Ладья повернулась, двинулась по уклону кривой прочь, так быстро, что никто не уследил направления, — стала точкой, побледнела и скрылась. Тогда, трепеща и плача от непонятной гордости, Тави сказала тем, кто успокаивал и утешал ее, допрашивая в то же время, кто такой Крукс, так как думали, что она близко знает его:
— Чему вы так удивляетесь? Аппарат тот изобретен и … имеет, конечно, ну… винты, и какие там надо двигатели. Летают же ваши аэропланы?! Я знала, что полетит. Уж очень мне понравились колокольчики!
VIII
Как часто, приветствуя покойный свет жизни, доверчиво отдаемся мы его успокоительной власти, не думая ни о чем ни в прошлом, ни в будущем; лишь настоящее, подобно листьям перед глазами присевшего под деревом путника, колышется и блестит, скрывая все дали. Но непродолжительно это затишье. Смолкла или нет та музыка, гром которой отрывал наше беспокойное «я» от уютных мгновений, — все равно; воскресает, усиливаясь, и заставляет встать, подобная крику, долгая звуковая дрожь. Она мощно звенит, и демон напоминания, в образе ли забытом, любимом; в надежде ли, протянувшей белую руку свою из черных пустынь грядущего; в поразившем ли мысль остром резце чужой мысли, — садится, смежив крылья, у твоих ног и целует глаза. — С того дня, как навсегда ушел Друд, жизнь Руны Бегуэм стала неправильной; не сразу заметила она это.
Поначалу неизменной текла и внешняя ее жизнь, но, подтачивая спокойную форму, неправилен стал тот свежий, холодный тон самодержавной души, силой которого владела она днями и ночами своими. Не было в ней ни гнева, ни сожаления, ни разочарования, ни грусти, ни зависти; холодно отвернулась она от грез, холодно взглянула она на то, что встало непокорным перед ее волей, и оставила его вне себя. Она стала жить, как жила раньше; немного повеселее, немного лишь просторнее и общительнее. Галль уехал с полком в отдаленную колонию; она пожалела об этом. Все реже, все мертвеннее, как болезнь или причуду, о которой не с кем говорить так, чтобы понял то и правильно оценил собеседник, вспоминала она дни, павшие как разрыв в пену ее жизни, и Друда вспоминала скорее как наитие, сверкнувшее формой человеческой, чем как живое лицо, руку которого держала в своей. Но отдыхом лишь мелькнул этот спокойный один месяц: уже мрак был близко; он постучал и вошел.
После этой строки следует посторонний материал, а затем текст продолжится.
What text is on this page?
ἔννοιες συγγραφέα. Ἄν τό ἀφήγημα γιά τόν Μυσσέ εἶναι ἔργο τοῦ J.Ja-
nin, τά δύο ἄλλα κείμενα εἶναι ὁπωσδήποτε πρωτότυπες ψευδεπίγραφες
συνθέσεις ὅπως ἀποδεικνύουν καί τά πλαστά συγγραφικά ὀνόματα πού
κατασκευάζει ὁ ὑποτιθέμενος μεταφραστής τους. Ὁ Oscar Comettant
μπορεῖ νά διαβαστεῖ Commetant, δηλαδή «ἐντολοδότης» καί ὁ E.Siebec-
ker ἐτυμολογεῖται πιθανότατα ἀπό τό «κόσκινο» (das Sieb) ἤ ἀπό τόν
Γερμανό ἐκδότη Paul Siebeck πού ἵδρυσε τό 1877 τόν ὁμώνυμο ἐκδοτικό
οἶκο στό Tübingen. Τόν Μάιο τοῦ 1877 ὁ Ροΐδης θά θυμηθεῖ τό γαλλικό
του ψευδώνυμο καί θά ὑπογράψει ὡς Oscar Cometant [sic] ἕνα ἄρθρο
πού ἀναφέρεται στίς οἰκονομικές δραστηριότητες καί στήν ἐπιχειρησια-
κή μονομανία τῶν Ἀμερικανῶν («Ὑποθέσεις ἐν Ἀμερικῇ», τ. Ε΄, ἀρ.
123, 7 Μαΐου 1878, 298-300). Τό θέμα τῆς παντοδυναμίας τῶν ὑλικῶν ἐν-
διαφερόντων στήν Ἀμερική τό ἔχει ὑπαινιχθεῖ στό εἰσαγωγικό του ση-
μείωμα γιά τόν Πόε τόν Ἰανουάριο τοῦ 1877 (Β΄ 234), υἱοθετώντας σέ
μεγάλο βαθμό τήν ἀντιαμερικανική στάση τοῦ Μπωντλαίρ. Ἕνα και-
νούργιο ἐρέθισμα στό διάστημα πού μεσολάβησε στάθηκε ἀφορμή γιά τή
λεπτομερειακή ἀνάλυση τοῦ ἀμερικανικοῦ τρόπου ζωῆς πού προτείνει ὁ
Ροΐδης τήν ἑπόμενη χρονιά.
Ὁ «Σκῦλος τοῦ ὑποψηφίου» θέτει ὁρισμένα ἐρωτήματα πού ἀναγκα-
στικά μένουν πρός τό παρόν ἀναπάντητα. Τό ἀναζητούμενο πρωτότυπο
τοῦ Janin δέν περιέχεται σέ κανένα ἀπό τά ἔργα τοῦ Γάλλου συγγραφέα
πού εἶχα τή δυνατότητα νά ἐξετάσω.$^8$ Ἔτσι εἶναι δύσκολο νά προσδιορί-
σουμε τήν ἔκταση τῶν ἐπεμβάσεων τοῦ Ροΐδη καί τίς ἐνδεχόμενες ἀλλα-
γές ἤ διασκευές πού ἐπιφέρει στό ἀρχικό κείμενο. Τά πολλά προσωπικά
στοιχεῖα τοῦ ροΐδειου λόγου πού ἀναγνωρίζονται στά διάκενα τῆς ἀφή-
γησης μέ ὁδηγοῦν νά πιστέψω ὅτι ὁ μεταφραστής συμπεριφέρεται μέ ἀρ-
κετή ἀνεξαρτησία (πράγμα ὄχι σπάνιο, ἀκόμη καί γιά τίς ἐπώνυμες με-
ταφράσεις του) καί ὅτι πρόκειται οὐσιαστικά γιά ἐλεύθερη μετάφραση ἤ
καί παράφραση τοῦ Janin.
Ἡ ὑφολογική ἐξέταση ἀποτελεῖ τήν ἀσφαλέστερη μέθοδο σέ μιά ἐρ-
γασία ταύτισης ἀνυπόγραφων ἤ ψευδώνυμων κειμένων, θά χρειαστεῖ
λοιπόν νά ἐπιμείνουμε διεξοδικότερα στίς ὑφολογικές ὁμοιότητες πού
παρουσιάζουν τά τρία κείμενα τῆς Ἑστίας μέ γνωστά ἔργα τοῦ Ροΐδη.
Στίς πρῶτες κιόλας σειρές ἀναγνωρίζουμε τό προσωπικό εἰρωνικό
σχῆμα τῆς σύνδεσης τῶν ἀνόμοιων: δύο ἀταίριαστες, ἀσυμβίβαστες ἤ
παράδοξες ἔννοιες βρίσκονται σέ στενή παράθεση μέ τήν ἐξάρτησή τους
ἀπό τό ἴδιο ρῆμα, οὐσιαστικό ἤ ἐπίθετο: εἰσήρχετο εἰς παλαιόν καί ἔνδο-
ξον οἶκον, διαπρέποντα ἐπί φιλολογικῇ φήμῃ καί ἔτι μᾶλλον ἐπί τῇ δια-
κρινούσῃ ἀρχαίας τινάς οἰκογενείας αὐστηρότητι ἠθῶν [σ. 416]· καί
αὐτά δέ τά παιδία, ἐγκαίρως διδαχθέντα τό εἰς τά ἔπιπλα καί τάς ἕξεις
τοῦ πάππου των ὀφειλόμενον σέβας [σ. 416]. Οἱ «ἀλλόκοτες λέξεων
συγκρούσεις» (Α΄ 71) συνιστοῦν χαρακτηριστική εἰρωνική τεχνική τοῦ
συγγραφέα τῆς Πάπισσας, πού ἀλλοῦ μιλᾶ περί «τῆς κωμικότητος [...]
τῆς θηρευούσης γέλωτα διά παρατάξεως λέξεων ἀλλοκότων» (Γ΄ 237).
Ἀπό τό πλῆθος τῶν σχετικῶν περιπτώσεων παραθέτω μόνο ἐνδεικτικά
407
Он вошел в серый день тумана, — в мозг, нервы и кровь, сразу, как, чуть покрапав, льет затем дождь. То было после беспокойного сна. Еще чуть светало; Руна проснулась и села, не зная, чем вернуть сон; сна не было, ни мыслей не было, ни раздражения — ничего.
Взгляд ее блуждал размеренно, от пола и мебели направляясь вверх, как смотрим мы в поисках опорной точки для мысли. И вот увидела она, что спальня высока и светла, что музы и гении, сплетшиеся на фигурном плафоне, одержимы стройным полетом, и в чудовищной живости предстали ей неподвижные создания красок. — «Они летят, летят», — сказала, присмирев, девушка; широко раскрыв глаза, смотрела она душой, теперь еще выше и дальше, за отлетающие пределы здания, в ночную пустоту неба. Тогда, с остротой иглы, приставленной к самым глазам, Друд вспомнился ей сразу, весь; высоко над собой увидела она его тень, движения и лицо. Он мчался, как брошенный, свистя, нож. Тогда не стало уже и малейшего уголка памяти, в котором не запылал бы нестерпимый свет точного, второго переживания; снова увидела она толпу, цирк и себя; хор музыки рванул по лицу ветром мелодии, и над озаренной ареной, поднявшись неуловимым толчком, всплыл как поднятая свеча тот человек с прекрасным и ужасным лицом.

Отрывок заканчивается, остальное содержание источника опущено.